Bon c’est pas tout ça mais on avance, malgré les difficultés, les boulets et les chaines…

Opération concertée de Jacques GÉNÉREUX et de Jean-Luc MÉLENCHON ce week-end après plusieurs tentatives avortées ces dernières semaines, pour exprimer notre radicalité anti-Union européenne. Certains toussent, gloussent, jouent les pleureuses, s’inquiètent, s’interrogent. D’autres se rassurent, se réjouissent, boivent du petit lait, s’interrogent également.

Je fais partie des premiers. D’une part, parce que ne connaissant pas grand chose moi-même à la science économique, je me fie à plus informé et plus futé que moi et connaissant les ouvrages de GÉNÉREUX, j’ai pleine confiance en lui. D’autant que je bois aussi à d’autres sources et que depuis des années, je suis en contact avec des partisans républicains de la sortie de l’euro. Maintenant que mon propre parti vient sur ce terrain, je me dis que ces autres sources avaient raison… D’autre part, j’ai pleine confiance dans celui qui est le seul et unique leader digne de nous conduire à la tête de la République française. Et s’il change un peu son habituel discours sur ce sujet, comme on pouvait s’y attendre depuis quelques mois vu les nombreux indices qu’on en avait eu, c’est bien qu’il doit y avoir des raisons profondes.

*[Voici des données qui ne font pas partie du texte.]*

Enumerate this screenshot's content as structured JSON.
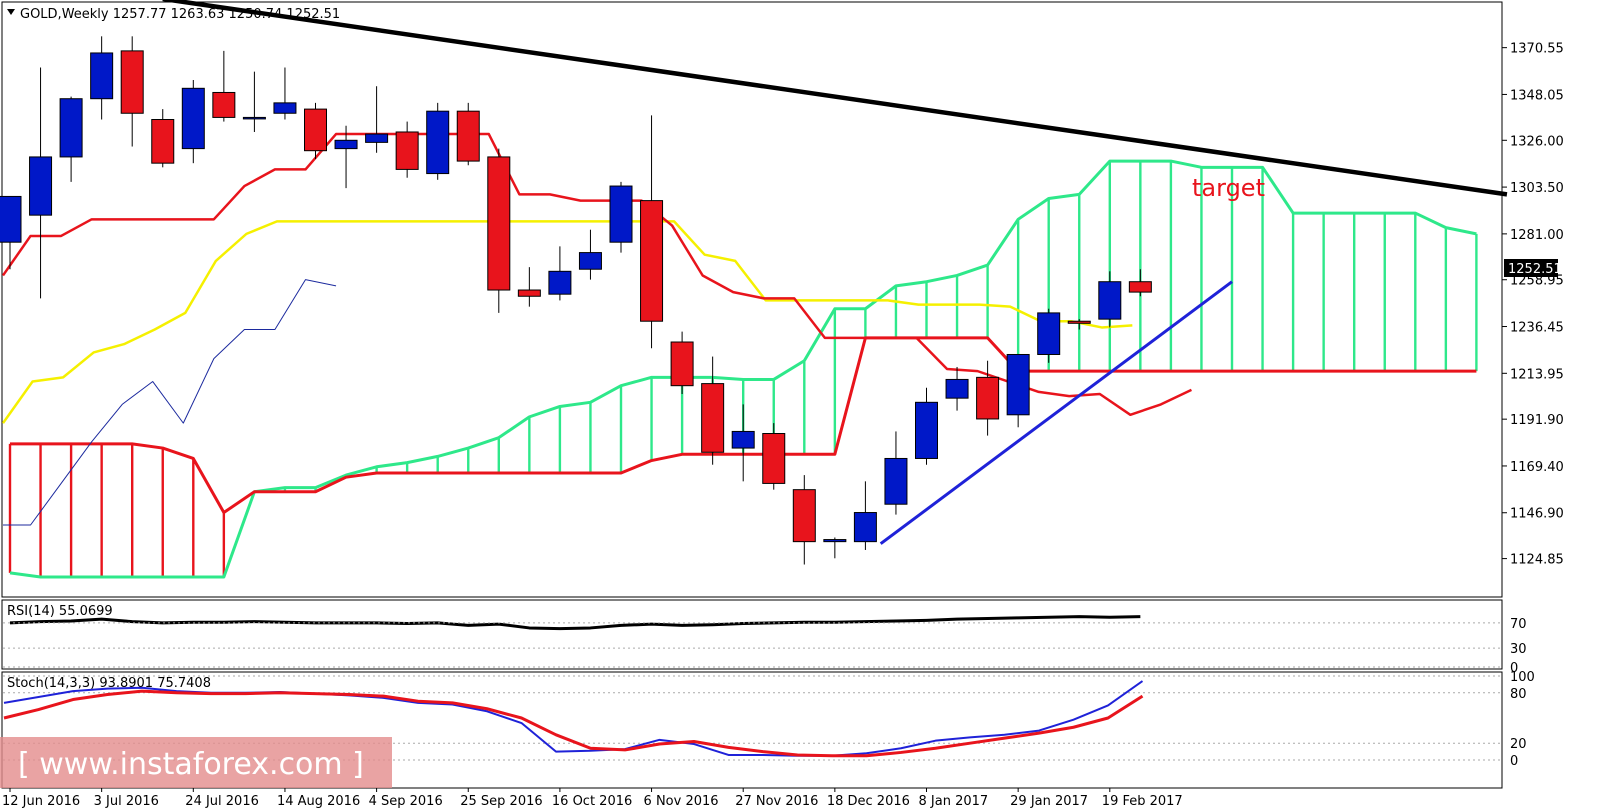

D’une part, nous avons compris désormais que l’euro n’était pas fait pour le bonheur des peuples. D’autre part, les institutions de l’Union européenne n’ont pas pour dessin de garantir une démocratie sans cesse perfectionnée ni le droit au bonheur des peuples.

Nous, peuples souverains des États membres de l’Union européenne, ce machin qui ressemble tant à une Union Soviétique inversée des ultras-libéraux, avons donc le droit sacré et le devoir indispensable de résister à l’oppression, de nous insurger, et de renverser le « gouvernement » qui viole les droits du peuple.

Pour cela, il nous faut commencer par désobéir avant de déconstruire le système européen pour en refonder un tout autre sur des bases radicalement différentes. Et pour oser désobéir à l’ordre établi, il nous faut commencer par comprendre qui nous oppresse et quels outils sont utilisés par nos maîtres pour nous asservir. L’euro semble en être un de tout premier choix. Donc, nous disons clairement que nous allons remédier à ce problème.

Depuis des mois, nous, les militants du PG, avons perçu cette évolution politique dans les grandes réunions de notre parti. Lors du dernier conseil national du PG, cela fut assez clair. Je l’avais d’ailleurs écrit ici même. J’avais dit que le PG allait créer la surprise et émettre des propositions inattendues. L’image bandeau de mon profil le dit à sa manière en portant le message « Révolutionnons l’Europe ».

L’Histoire nous donne, par certains aspects, le sentiment de hoqueter dangereusement, de balbutier également. Bien des évènements tragiques nous attristent et nous inquiètent, voire nous écoeurent et nous désespèrent. Mais heureusement, dans le même temps, il y a aussi bien des raisons de ne pas désespérer. Il y a quelques rayons de soleil dans le ciel globalement gris et chargé de lourds nuages. Selon les jours, chacun de nous passe par divers états, du spleen à l’idéal, de l’optimisme inébranlable à la désespérance « à-quoi-boniste ». Mais finalement, nous savons que nous devons résister, toujours et partout, à tout ce qui est intolérable. Et nous nous y employons, avec des fortunes certes diverses, mais avec une volonté de fer sinon une « foi » intactes. Et de même que si quelqu’un tombe, on se fait fort de le relever, de même que lorsque l’un de nous entre dans une période plus trouble, plus terne, ou plus triste, les camarades sont là pour lui redonner le sourire et l’envie de se battre, nous ne perdons pas de vue l’objectif, répété à l’envi par notre meneur, Jean-Luc MÉLENCHON, quand il parle de la République qui est, selon ses termes, ce régime où chacun de nous doit dire ce qui est bon pour tous et non pas ce qui, seulement, serait bon pour nous-mêmes.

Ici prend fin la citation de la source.